In their efforts to cross the road these poor animals get hit by passing cars and inevitably leave a smell that, as the old southern expression goes, would knock a buzzard off a gut wagon. I actually have a skunk living in my backyard. When I take the trash out at night I’m always fearful that she’s going to be standing by the garbage can cocked and loaded.
The potency of skunk stench travels a great distance. When I ride over their carcasses on the highway the odor oozes into my car and remains for several miles. The power of a skunk’s particular smell has the capacity to linger in your nostrils for an uncanny amount of time.
My friend, Eddie, once had a pet skunk named, “Pierre” (although it was a girl). He tells me that Pierre was one of the best pets he ever owned. He found her when she was 6-8 weeks old and had the scent glands removed. Pierre was housebroken and trained to walk on a leash. He kept her for two years before getting married. However, his wife-to-be put great pressure on him to find Pierre a new home. Pierre spent the rest of her days entertaining children at elementary schools as part of a traveling zoo.
If you’ve ever viewed a skunk up close (preferably in pictures), you’ll likely agree that they’re adorable little animals. I’ve pondered recently why God would create something that appears so sweet yet give it a scent that will scar you for life. A few days ago that familiar smell seeped into my car once again; as the odor lingered God reminded me of a few things.
Scripture speaks a lot about “smells” and “aromas.” When dealing with unfaithful people God says, “These people are a stench in my nostrils, an acrid smell that never goes away” (Isaiah 65:5, NLT). The Bible suggests a similar idea in 2 Peter chapter two when the Apostle writes about Believers who turn back to sin as “A dog that returns to his own vomit, and a sow, having washed, to her wallowing in the mire.”
All of us are wonderfully made in the likeness of a loving Creator. Every one of us is a much-loved child of the most caring Father in the entire universe. Yet many of us are like the prodigal son before he realizes his need to return home: We smell like a pigsty. We are beautiful in God’s eyes, yet all of us have the capacity to stink. When we willfully choose to live in sin we produce an aroma that reeks in the nostrils of God.
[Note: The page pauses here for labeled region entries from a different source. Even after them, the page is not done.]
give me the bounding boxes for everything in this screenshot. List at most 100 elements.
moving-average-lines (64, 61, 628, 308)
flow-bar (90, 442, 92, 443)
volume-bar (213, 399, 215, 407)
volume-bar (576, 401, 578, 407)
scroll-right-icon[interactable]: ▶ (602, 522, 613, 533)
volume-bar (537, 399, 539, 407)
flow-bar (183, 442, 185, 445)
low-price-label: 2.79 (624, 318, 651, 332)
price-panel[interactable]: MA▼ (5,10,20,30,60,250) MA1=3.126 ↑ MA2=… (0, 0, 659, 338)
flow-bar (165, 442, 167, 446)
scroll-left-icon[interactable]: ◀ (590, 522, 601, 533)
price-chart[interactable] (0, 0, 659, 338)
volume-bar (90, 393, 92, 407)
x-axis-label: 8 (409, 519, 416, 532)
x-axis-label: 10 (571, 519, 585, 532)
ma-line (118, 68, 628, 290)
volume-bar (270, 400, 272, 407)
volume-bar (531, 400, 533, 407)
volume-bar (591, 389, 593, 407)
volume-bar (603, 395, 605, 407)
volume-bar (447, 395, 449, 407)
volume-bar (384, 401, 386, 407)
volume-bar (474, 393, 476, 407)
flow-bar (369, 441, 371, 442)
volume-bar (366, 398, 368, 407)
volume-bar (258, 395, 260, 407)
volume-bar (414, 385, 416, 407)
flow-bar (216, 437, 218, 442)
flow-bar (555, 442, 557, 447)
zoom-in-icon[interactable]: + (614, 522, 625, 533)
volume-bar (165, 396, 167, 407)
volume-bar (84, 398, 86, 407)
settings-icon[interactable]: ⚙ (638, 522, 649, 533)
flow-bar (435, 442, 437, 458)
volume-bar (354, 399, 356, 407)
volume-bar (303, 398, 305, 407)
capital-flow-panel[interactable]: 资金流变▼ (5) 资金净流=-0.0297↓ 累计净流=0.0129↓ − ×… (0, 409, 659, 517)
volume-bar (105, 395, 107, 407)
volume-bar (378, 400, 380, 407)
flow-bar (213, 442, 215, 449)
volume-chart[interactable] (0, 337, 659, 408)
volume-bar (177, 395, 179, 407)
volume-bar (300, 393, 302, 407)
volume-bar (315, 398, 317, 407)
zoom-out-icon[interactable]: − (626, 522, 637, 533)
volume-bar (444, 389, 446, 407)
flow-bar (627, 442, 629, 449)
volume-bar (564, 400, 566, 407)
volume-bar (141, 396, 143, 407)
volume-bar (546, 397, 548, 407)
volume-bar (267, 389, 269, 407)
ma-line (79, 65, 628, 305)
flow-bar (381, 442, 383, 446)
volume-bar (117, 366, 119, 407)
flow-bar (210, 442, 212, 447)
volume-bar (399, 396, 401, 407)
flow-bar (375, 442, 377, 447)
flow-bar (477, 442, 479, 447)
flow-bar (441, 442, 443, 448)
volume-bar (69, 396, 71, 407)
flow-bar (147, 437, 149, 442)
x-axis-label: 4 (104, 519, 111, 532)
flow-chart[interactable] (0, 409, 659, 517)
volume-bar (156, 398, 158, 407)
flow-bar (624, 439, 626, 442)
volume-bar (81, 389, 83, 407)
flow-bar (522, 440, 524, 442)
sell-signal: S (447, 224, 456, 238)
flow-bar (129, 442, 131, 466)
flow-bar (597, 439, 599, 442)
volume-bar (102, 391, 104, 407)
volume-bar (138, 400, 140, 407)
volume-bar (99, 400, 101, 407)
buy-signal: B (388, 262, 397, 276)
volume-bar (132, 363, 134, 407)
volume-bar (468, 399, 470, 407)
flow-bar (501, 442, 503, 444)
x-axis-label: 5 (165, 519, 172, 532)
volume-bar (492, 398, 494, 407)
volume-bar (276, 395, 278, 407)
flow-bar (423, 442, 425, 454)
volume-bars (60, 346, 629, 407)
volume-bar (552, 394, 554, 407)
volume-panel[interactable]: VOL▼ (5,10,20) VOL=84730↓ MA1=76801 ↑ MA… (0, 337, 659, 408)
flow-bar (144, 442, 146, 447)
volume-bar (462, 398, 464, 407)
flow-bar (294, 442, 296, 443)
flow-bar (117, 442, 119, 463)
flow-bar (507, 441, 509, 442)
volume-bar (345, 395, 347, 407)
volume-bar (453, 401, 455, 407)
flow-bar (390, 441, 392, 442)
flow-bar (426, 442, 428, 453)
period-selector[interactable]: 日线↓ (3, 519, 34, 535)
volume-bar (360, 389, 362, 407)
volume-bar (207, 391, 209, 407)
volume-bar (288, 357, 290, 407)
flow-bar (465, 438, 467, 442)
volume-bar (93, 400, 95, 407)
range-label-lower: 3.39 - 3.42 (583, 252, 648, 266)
For many the smelly aroma comes from our efforts of self-preservation. We’ve learned to function in ongoing protection mode. Like a skunk, we let off an odor when we try to defend ourselves against what we perceive as a threat. Something presses in on our lives and we lash out, lie, cheat, attack another person, think we deserve something we actually don’t, justify our bad behaviors and habits, and the list goes on. In these moments we produce a scent that not only distances us from the Father, it also separates us from the people we love.
My friends, sin is a serious problem. When it goes unchecked it has the capacity to derail our lives in a way that leaves us dead on the inside. Without God, the aroma of death lingers. We’ve all been affected, which means we’ve all smelled like a dead skunk in God’s nostrils at one time or another.
Like Isaiah, our very best efforts are like filthy rags compared to the righteousness of God. In other words, we don’t deserve the goodness and mercy of God because of our stench. We often live in denial of the fact that we have the potential to smell like a skunk carcass lying on the side of the road. Denying the potential to smell like sin means one likely think more highly of themselves than they should. This is a dangerous way to live.
At the end of the day we all smell like road kill without Jesus. Paul says in 2 Cor. 2:14-16, “Thanks be to God, who always leads us in triumph in Christ, and manifests through us the sweet aroma of the knowledge of Him in every place. For we are a fragrance of Christ to God among those who are being saved and among those who are perishing; to the one an aroma from death to death, to the other an aroma from life to life…”
Wow! In Christ, we are called to manifest His sweet fragrance everywhere we go. That means the Kingdom of God is touching down everywhere we stand. Now, when I smell a dead skunk I think about the fact that I’m dead to myself, yet alive in Christ. Without Jesus we stink in the nostrils of God, but IN HIM we’re a sweet savor unto the Lord. Let people smell the fragrance of Christ being manifested through your life everyday.